Page:Vidal de la Blache - Tableau de la geographie de la France, 1908.djvu/235

Le texte de cette page a été corrigé et est conforme au fac-similé.

là que, pour la dernière fois, les rapports étaient aisés entre les pays situés au Nord et au Sud de la Seine.

Si Rouen possédait vers le Nord des relations aussi faciles qu’avec la contrée qui est au Sud du fleuve, sa position ressemblerait là celle de Londres. Mais le pays auquel il donne immédiatement accès au Nord est une sorte de péninsule, coupée de vallons profonds et transversaux ; et, au delà, c’est vers Paris, ou Reims, bien plus que vers Rouen, que regardent la Picardie et les Flandres. Au contraire, sur la rive gauche de la Seine, il suffit de traverser la frange de forêts qui s’inscrit dans la boucle fluviale, pour atteindre de grands plateaux en grande partie limoneux et reposant, comme celui de Caux, sur un soubassement de craie. Un Romain y retrouverait les grandes surfaces agricoles, les champs de blé qui ont frappé sa vue, les directions de routes dont il a fait usage. Telle est la voie qui, partie de Rouen, se dirige, par le plateau du Roumois, vers Brionne[1], passage ancien et traditionnel de la Risle. De là il est facile d’atteindre Lisieux ou Evreux, sur les plateaux découverts qui recommencent : aucune rivière entre Brionne et Évreux, aucune entre cette dernière ville et Dreux. Les plains ou campagnes, divisés seulement par des lambeaux de forêts, se succèdent au même niveau, homogènes de composition et de structure. Ils se déroulent comme une arène ouverte jusqu’au Pays chartrain et à la Beauce, montrant la voie aux maîtres de la Seine maritime. Ce fut un procès plein de vicissitudes que celui qui se débattit, du Xe au XIIe siècle, pour la possession de cette grande zone qui se prolonge jusqu’à la Loire. De Rouen à Orléans la distance est plus longue d’un tiers que de Paris ; mais les obstacles naturels ne sont guère plus considérables. Les seuls qui s’offraient étaient ces rivières lentes et profondes qui creusent à la base des plateaux des côtes assez raides, et sur lesquelles les forteresses normandes s’opposèrent longtemps aux forteresses françaises. L’Avre devint ainsi une ligne stratégique, défendue à Nonancourt, Tillières, Verneuil.
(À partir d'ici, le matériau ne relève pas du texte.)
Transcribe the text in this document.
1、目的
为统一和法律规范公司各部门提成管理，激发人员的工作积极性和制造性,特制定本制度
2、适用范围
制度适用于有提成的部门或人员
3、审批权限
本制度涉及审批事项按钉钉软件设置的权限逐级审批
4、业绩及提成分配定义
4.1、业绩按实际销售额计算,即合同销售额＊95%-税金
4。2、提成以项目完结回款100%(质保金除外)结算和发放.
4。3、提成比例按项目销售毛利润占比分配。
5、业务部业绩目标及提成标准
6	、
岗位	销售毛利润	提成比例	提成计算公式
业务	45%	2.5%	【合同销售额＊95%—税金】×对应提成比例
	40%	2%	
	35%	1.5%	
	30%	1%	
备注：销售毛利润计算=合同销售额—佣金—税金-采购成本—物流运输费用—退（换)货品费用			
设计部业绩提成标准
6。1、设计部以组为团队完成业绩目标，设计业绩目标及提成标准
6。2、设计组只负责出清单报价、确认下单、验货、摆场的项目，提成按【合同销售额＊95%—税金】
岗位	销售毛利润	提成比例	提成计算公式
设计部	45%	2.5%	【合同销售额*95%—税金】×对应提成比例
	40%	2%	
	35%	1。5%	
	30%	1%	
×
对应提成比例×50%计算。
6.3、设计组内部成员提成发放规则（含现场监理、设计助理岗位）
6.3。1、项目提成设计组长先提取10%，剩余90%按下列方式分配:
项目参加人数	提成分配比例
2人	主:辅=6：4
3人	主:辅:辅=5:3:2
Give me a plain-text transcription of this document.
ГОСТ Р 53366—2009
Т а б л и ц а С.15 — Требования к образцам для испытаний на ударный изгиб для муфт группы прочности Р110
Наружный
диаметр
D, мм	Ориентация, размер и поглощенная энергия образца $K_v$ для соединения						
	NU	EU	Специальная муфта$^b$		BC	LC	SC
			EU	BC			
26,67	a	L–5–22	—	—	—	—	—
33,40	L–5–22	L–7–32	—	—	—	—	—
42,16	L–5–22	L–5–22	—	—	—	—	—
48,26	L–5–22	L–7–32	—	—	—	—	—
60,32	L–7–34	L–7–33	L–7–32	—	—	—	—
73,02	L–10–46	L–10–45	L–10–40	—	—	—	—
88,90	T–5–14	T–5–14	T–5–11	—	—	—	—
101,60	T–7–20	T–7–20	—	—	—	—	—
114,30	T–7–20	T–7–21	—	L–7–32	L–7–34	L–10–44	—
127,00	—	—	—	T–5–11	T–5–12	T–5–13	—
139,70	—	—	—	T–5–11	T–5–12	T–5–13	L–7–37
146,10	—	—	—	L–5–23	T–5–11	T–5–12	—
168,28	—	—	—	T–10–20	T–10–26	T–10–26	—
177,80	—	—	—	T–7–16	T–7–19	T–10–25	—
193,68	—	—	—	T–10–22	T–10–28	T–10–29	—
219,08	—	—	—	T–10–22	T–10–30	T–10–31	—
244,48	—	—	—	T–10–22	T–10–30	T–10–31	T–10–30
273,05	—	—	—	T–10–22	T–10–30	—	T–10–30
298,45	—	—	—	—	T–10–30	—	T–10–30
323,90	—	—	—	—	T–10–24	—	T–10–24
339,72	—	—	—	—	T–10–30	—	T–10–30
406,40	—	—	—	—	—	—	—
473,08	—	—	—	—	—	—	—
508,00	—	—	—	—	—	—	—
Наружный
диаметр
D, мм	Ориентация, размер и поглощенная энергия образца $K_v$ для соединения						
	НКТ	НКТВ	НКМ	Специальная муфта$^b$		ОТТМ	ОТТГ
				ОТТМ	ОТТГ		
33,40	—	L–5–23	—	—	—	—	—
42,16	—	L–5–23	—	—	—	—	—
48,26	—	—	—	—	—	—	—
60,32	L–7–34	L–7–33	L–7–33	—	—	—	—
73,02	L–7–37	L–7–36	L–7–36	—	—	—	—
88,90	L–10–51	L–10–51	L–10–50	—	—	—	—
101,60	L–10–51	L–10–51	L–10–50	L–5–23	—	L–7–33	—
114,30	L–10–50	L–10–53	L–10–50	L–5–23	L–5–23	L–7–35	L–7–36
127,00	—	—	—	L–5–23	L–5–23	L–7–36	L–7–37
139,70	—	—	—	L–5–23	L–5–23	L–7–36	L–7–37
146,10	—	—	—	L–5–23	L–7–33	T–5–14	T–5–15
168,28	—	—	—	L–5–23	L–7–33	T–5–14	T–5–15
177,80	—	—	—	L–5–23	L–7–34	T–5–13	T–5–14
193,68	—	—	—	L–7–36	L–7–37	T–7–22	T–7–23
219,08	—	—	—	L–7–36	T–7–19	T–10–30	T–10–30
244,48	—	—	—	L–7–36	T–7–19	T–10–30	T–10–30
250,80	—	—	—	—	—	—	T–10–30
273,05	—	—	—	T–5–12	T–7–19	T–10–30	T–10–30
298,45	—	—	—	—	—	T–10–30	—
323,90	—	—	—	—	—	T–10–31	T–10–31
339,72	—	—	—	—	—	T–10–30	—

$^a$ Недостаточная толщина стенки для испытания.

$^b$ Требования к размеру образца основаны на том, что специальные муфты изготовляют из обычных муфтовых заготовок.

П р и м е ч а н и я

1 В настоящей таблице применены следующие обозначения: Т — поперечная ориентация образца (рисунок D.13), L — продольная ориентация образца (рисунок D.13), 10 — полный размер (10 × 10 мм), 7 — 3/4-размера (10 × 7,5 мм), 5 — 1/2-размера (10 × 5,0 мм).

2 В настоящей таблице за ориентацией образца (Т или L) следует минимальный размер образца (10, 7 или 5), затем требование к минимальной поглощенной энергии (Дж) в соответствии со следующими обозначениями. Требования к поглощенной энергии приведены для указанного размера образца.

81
Médiocres séparations en somme, et partout, au contraire, des conditions homogènes de culture, une circulation depuis longtemps régularisée : tout ce qui contribue à cimenter un état social. Il se trouva donc que la contrée qui offrait à un état constitué à l’embouchure de là Seine les perspectives les plus naturelles d’extension, était une contrée profondément romanisée, tout imprégnée de civilisation antérieure. Un groupement politique s’y était déjà opéré au profit de Rouen. Métropole de la deuxième Lugdunaise, puis métropole ecclésiastique, Rouen était, comme Tours, Reims, une gardienne de traditions romaines. Autour de ce centre urbain gravitaient d’anciens pays gaulois échelonnés sur les voies romaines se dirigeant vers l’Ouest et le Sud. L’existence de cadres anciens perpétuait des influences nées du sol et déjà consolidées par l’histoire. Il y avait comme une force enveloppante, dès qu’on s’écartait des côtes et des fleuves.

  1. Un gué, comme l’indique le nom (Brivodurum).